Of all the monsters created in film, none were scarier than the Universal Studio's monsters.  The Mummy, Dracula, Frankenstein, the Invisible Man and The Wolf Man. Yet no one seemed to appreciate the characterization of Lon Chaney, Jr's Wolf Man. 

First of all, being a Junior is often a hurdle.  His father, Lon Chaney, was known as The Man of a Thousand Faces (played by Cagney in a biopic).  Senior's double-jointed characters and his ability to change so physically for his numerous roles, made him a star in silent films. He often played a crippled or disfigured person.  His most famous role was The Phantom of the Opera.

Lon Jr. went unappreciated for his Wolfman role.  I suggest, when one of the movies come on, listen to Larry Talbot, the human side of the Wolf Man. Chaney brought so much depth to his werewolf.  The human side, Larry Talbot, lives in torment.  Never did anyone hear a more plaintive cry in film as; Larry Talbot's plea to his fellow men to lock him up on the night of the full moon. This wish rung genuinely from his soul. Larry wanted someone to lock him up before the full moon rose.  At that time, Talbot was helpless to control his Wolf Man side.  He could never get anyone to believe his tale, except the old Gypsy Woman. She knew a werewolf had bitten him, and told him only a silver bullet could stop the rampage.   The next morning Larry Talbot would wake up, usually in his bed, and not know he killed someone. Then came the familiar uprising of the villagers when they found someone ripped apart in the woods. And he lay there full of regret and recalled the full moon of the night before; and that he had killed again.
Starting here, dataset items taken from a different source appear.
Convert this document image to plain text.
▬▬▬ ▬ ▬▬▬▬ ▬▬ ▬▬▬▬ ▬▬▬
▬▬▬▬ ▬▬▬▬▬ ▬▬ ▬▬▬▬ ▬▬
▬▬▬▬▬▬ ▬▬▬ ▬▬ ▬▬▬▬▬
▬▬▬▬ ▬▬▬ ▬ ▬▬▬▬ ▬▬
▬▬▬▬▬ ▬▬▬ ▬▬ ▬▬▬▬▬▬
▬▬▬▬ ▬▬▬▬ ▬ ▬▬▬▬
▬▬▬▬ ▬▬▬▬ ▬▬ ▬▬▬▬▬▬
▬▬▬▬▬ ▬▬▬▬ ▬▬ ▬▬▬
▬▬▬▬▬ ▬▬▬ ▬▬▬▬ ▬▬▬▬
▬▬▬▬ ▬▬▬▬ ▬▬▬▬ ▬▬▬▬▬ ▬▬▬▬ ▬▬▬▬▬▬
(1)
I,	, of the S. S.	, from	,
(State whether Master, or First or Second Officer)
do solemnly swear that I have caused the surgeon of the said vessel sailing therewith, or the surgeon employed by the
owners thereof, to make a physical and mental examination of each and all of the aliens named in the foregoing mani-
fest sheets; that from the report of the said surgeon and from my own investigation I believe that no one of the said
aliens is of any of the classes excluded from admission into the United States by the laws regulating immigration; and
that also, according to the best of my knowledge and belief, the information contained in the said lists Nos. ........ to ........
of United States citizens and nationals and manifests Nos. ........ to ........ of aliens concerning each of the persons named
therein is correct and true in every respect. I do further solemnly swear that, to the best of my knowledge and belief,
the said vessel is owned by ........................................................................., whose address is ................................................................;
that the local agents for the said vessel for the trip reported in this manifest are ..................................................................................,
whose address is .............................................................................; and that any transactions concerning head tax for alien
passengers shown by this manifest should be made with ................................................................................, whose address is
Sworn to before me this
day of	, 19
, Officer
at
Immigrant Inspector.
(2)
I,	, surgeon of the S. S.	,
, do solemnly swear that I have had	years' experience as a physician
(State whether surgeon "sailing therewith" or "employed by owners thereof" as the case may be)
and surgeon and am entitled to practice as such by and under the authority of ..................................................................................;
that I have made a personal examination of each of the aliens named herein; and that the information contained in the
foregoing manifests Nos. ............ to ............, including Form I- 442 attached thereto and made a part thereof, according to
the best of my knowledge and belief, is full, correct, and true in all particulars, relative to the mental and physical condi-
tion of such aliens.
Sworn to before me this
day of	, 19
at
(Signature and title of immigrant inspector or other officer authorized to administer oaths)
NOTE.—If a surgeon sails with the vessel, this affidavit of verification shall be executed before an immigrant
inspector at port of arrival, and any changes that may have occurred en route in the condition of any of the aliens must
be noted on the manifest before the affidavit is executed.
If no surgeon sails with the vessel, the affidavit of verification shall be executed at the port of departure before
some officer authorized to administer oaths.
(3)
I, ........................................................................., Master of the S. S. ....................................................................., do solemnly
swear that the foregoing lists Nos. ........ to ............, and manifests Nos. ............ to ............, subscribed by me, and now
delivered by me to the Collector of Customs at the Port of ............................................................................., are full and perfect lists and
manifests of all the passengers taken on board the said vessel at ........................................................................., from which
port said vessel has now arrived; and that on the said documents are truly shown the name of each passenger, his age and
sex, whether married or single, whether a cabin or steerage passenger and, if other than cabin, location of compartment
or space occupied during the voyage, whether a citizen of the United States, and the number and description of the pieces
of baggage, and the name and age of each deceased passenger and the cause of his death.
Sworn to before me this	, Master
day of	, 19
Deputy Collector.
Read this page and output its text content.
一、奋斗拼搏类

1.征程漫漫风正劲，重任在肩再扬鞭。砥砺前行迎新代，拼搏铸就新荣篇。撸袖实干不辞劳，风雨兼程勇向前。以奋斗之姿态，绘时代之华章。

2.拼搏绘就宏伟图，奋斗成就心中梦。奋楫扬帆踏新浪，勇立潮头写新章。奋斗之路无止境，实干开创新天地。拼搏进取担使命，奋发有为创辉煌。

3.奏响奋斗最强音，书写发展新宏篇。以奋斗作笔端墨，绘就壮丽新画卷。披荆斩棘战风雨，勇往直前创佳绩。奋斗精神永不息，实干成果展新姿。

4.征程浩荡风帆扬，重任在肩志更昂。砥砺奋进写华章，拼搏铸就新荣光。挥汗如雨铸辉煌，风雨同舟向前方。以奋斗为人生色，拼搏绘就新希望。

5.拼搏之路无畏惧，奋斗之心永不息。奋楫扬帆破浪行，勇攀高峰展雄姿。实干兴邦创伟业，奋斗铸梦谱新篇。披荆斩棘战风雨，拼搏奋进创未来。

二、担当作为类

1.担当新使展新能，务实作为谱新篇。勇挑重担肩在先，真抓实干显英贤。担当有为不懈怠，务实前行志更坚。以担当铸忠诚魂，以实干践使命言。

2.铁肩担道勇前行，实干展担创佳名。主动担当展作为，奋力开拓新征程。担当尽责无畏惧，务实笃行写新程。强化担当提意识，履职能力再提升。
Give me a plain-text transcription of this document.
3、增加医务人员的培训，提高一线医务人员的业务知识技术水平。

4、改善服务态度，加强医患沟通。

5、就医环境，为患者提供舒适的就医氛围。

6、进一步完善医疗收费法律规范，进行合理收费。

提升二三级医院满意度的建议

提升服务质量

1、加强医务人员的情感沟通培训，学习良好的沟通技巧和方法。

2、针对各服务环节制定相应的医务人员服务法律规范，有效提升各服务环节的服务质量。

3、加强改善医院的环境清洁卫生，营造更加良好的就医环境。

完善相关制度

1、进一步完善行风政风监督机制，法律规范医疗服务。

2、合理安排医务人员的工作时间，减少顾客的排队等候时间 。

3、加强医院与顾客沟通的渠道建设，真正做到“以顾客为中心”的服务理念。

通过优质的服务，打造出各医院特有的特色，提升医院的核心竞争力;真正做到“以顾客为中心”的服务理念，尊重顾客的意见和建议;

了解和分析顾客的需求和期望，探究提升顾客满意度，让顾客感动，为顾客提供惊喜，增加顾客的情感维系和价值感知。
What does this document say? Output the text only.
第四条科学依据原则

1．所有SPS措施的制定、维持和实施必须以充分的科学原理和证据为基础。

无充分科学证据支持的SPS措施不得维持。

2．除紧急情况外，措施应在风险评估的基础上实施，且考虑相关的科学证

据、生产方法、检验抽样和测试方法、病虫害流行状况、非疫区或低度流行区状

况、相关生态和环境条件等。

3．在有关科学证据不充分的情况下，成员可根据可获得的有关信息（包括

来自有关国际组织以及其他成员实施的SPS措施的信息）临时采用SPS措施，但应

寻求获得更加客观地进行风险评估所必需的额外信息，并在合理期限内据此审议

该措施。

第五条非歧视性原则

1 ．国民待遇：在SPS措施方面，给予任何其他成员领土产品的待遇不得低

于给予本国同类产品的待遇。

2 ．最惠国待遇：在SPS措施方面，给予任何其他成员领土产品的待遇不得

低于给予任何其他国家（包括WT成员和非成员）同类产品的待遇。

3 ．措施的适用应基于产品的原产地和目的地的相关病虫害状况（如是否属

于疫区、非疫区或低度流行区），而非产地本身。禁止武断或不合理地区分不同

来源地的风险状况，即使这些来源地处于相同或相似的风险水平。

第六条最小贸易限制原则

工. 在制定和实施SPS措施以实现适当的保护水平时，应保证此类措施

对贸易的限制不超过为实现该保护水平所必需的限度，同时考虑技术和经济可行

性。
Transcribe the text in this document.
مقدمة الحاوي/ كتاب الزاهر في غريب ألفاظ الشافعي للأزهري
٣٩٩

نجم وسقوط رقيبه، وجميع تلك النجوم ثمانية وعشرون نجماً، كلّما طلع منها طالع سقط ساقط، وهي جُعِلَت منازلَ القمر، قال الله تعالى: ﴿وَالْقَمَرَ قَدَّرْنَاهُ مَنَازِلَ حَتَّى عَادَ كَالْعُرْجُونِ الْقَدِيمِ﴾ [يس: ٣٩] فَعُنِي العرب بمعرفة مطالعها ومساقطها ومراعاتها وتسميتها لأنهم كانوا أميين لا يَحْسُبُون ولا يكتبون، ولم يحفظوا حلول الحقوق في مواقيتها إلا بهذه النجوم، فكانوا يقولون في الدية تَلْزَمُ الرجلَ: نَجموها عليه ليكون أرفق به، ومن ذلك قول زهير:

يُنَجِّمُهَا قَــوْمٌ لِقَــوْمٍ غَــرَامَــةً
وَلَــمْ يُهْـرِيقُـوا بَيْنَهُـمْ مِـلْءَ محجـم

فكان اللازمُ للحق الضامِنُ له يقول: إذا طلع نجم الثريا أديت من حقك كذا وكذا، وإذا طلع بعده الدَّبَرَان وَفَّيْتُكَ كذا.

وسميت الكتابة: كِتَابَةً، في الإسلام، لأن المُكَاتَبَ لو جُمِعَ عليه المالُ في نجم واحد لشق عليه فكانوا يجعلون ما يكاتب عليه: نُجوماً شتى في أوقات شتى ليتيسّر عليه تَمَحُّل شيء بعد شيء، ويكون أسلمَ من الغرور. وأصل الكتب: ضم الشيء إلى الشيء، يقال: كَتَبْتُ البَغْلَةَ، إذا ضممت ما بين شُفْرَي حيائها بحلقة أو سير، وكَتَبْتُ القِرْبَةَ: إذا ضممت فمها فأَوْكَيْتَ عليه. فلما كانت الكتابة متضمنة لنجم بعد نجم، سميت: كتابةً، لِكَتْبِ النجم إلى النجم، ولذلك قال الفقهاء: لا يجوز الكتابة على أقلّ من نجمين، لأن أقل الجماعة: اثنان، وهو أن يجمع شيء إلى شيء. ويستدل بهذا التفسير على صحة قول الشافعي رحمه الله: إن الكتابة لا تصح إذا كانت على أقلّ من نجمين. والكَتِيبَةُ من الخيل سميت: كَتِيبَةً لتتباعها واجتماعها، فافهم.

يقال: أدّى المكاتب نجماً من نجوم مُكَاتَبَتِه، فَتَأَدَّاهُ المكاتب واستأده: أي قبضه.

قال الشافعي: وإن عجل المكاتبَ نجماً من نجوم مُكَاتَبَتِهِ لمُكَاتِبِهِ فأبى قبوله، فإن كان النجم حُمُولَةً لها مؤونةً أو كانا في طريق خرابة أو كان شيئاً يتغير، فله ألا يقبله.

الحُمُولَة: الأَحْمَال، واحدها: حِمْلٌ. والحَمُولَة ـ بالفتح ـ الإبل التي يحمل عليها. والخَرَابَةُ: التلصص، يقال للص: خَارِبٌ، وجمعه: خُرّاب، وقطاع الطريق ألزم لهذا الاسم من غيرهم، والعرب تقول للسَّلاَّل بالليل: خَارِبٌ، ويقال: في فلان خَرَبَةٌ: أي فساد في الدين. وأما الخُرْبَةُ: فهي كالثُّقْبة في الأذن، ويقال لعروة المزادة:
When one of the movies comes on, just listen to Larry Talbot. Spencer Tracy as Dr. Jeckyll in Dr. Jeckyll and Mr. Hyde did not show such a remorseful side as did Chaney's Larry Talbot.

If Chaney wasn't a junior, maybe audiences would have commended his acting more.  He appears again as the Wolf Man in Abbott and Costello Meet Frankenstein, which is a very good movie.  Watching the genre as an adult, it's greatness surprised me -- the compelling characters and monsters, the wit, the drama, the sets. But as Lon aged he became an alcoholic and played an occasional role, but he wasn't the actor he once was.  And I think his sadness was that no one praised his performances as Larry Talbot.